Benjamin Franklin Papers

To Benjamin Franklin from Margaret Stevenson, [October 1767]

From Margaret Stevenson

ALS: American Philosophical Society

[October 17679]

Dear Sir

I have sent your Letters and no answer. Jackson1 Broght the watchcase, gist [just] as you was gouen out of the Street; no won cald own a Saturday or Sunday. I and my too children went to Church In the morning, the after None gave Nanny Leave [?] Miss Clarck2 came at half hour after forr stade tell all moste Teen; I have not har’d of Poley; this Morning Mr. Wood3 calld. I askt him whar he Loged he sad you know: he saw you at Paris. The Man of the Blew dey, Mr. Mead4 Is hear. I drink Tea thar at six a Clock this evening. I wod not goi soner, becaus of being in the way to tak missages my Self; well Mr. Sthran, came as I was going to conclud, he says what you out so soon. I sade yeas tis beten [between] Tewelf and one he has opind you to go to Mr. Whitfelds next Mondy moring. I told him I thought you had som outher Ingagem[en]t for Monday next and that is all. I am glad to har your situation is agreeabl, we ar all well. I hope to see you also at your Return that you may be happy thar and hear or whar ever—is the moste harty wish of—Dear Sir Your obliged friend

Margt Stevenson

Addressed: To / Dr. Franklin

[Note numbering follows the Franklin Papers source.]

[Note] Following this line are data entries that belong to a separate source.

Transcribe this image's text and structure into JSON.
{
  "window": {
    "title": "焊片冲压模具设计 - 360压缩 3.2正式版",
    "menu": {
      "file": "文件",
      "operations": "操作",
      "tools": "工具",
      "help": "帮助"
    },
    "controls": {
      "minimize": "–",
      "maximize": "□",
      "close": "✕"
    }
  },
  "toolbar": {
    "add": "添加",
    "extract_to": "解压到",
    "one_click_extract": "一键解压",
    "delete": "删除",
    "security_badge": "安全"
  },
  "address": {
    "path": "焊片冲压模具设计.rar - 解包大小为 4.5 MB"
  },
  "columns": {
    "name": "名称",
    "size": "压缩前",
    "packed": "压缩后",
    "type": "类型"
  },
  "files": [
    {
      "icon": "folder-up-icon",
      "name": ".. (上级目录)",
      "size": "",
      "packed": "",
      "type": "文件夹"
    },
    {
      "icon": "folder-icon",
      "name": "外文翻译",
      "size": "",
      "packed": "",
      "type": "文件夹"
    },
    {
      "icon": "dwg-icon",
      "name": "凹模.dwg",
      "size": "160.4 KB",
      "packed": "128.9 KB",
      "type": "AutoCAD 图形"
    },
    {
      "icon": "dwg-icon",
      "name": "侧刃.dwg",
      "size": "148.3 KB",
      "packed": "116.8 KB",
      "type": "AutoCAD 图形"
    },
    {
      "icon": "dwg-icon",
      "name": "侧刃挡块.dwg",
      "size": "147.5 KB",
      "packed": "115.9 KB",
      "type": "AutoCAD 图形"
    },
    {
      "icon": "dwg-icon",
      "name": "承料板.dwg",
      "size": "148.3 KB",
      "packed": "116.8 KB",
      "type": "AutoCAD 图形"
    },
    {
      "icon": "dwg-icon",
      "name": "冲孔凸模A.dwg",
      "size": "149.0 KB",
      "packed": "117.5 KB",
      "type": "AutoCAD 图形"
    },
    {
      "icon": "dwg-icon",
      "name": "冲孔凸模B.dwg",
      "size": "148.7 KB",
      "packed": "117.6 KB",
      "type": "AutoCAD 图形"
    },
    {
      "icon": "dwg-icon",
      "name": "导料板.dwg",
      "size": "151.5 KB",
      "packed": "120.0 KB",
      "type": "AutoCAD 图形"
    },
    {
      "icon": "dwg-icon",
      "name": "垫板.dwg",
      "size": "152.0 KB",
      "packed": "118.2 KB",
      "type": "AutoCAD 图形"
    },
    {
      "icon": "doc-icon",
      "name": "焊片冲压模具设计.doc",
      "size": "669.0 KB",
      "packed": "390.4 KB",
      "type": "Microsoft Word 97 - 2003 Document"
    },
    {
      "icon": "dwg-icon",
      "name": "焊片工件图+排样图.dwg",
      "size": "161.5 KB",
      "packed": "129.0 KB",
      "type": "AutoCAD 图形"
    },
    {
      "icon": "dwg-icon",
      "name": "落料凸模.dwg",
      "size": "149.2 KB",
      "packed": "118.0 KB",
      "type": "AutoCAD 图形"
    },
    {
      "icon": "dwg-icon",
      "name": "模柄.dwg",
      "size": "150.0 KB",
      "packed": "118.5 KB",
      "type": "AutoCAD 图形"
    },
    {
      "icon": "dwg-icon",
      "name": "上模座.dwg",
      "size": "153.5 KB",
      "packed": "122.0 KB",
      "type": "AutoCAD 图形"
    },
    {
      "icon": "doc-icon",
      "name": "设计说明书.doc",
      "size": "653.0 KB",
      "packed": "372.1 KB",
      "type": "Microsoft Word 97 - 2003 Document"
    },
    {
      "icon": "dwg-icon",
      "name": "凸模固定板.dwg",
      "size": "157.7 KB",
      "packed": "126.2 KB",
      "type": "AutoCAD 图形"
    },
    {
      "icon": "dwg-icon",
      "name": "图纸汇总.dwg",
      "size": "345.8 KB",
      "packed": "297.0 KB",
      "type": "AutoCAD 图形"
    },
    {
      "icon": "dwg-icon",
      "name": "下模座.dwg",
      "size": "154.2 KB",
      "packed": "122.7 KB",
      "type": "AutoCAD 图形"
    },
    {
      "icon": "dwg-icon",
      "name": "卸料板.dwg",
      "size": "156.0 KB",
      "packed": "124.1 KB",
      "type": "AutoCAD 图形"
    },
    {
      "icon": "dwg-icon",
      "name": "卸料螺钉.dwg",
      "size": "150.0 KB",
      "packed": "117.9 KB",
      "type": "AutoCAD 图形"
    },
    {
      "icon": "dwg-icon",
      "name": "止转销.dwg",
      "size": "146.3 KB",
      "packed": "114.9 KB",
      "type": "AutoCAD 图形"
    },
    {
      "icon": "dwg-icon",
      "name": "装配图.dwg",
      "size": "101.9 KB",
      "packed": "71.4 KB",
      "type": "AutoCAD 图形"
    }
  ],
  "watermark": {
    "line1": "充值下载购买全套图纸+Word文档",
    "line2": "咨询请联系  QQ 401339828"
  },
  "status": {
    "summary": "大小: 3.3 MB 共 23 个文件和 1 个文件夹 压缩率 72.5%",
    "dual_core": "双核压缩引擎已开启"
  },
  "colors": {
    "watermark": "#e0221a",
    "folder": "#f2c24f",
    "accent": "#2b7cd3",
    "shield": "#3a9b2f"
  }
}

9Mrs. Stevenson must have written this letter after BF’s trip to Paris, and the reported conversation with Wood suggest that he called at Craven Street fairly soon after BF’s return on October 1767. BF was away from home but clearly had not been gone long, yet he could not be very far away, for Mrs. Stevenson had already heard that his situation was “agreeabl.” It seems probable that she wrote during BF’s stay at Peter Collinson’s home at Mill Hill (about nine miles northwest of London), where he was invited to visit beginning on October 23 or 24, 1767; above, pp. 284–5.

1This Jackson, possibly a watchmaker or other artisan, has not been identified.

2Possibly the Miss Mary Clarke who performed London shopping errands for WF’s wife; above, XIII, 258 n.

3Not identified, but see above, XII, 431 n.

4Possibly Samuel Mead, F.R.S., commissioner of the Customs; above, X, 60 n. The editors confess themselves baffled by Mrs. Stevenson’s “Blew dey.”